Private Eye Runs Articles on Carl Beech, Tabloid Journalism and “Believe the Victim”

The latest issue of Private Eye magazine  (1502, 9-22 August) has a couple of pieces that put the Carl Beech “VIP abuse” hoax into wider contexts.

“Running Aground on the Beech” (page 9) overviews some press coverage, starting with how the initial story appeared in the Sunday Mirror and the Sunday People. It is good to see these titles named: for instance, while the Daily Mail has been running polemical articles about the scandal on a daily basis in which it refers to the “now-discredited news website Exaro”, its tabloid rivals are described only vaguely as “a red-top newspaper” – a nice example of “dog doesn’t bite dog” (1).

The piece then goes on to note some examples of press humbug. The Daily Mail‘s current stance is welcome, but the Eye reminds us that in late 2014 the paper’s Guy Adams produced a sensationalising piece that headlined to “the stench of a cover-up by the establishment” and built on the Sunday People reports to include comments from John Mann MP (“who has curiously escaped the denunciations the paper has been meting out to his Labour colleague [Tom] Watson”) and that described old articles in the scurrilous 1990s Scallywag magazine as “intriguing”. The Eye also notes that the paper’s current assistant editor, Simon Walters, previously wrote credulous splashes for the Mail on Sunday about Edward Heath, which is of significance when the Daily Mail quotes Heath’s godson Lincoln Seligman as referring to “some elements of the media” who had run stories traducing Heath despite lack of evidence. The Mail would rather we focus on the “disgraced” Exaro rather than anyone closer to home.

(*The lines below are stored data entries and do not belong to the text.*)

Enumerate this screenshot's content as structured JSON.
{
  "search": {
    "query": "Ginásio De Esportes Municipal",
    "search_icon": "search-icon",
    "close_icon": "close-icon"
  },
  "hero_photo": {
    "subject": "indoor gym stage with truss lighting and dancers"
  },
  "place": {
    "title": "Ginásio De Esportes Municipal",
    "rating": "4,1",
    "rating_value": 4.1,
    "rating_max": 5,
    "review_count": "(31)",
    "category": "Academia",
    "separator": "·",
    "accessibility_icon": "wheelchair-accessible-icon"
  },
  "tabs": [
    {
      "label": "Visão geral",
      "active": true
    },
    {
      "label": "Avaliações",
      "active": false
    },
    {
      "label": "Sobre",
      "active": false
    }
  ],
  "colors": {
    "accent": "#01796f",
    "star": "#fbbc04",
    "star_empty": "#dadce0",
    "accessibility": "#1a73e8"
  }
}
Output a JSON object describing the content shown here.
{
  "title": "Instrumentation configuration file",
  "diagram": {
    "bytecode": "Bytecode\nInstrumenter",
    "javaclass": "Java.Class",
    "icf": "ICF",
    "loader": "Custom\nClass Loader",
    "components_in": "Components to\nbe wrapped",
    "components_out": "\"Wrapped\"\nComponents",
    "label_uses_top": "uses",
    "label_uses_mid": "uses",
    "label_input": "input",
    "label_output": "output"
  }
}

Finally, the article contrasts Nick Ferrari attacking Tom Watson in his column in the Daily Star Sunday with a 2012 editorial in the same paper commending Watson and saluting his “determination to get justice for the victims”.

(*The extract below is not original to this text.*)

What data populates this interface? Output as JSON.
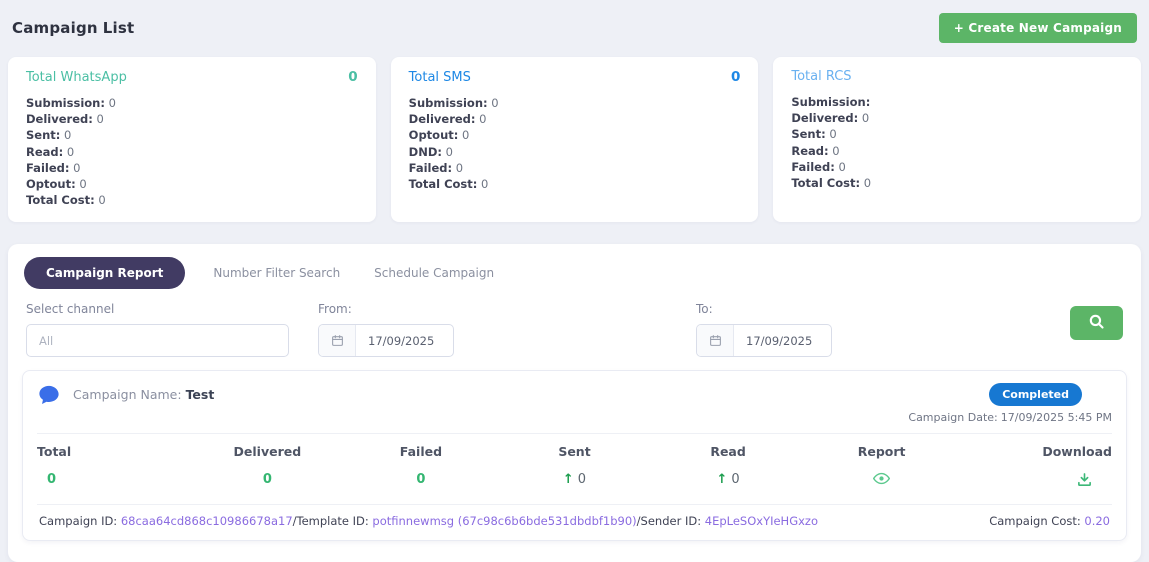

“A Brief History of Belief” (page 37), meanwhile, looks at how the police investigation was underpinned by instructions during 2013 from Keir Stamer as Director of Public Prosecutions that investigators should “believe the victim”:

Complaining of an “over-cautious” approach to victims, he says: “At the moment there is a great deal of focus on whether the victim is telling the truth… We cannot afford another Savile moment”.

This was followed by interim guidelines from the Crown Prosecution Service and the College of Policing advising investigators to focus on the credibility of allegations than possible weaknesses, and then final guidelines from the DPP, described by Stamer as “the biggest shift for a generation”. A year later, and just as Beech was making contact with police, HM Inspectorate of Constabulary further advised in a report on crime-recording that “immediately, forces should ensure that… the presumption that the victim should always be believed is institutionalised”. College of Policing advice has now been softened to the more reasonable principle that “victims can be confident they will be listened to and their crime taken seriously”.

The article also notes criticisms made by the retired High Court judge Richard Henriques, who warned of “miscarriages of justice” and that those making such allegations should be referred to as “complainants” rather than “victims”. It seems we cannot afford another Beech moment.


1. I was reminded of this expression just last night when it was used in the first episode of the mid-1980s journalism drama series Lytton’s Diary, currently being repeated on Talking Pictures TV.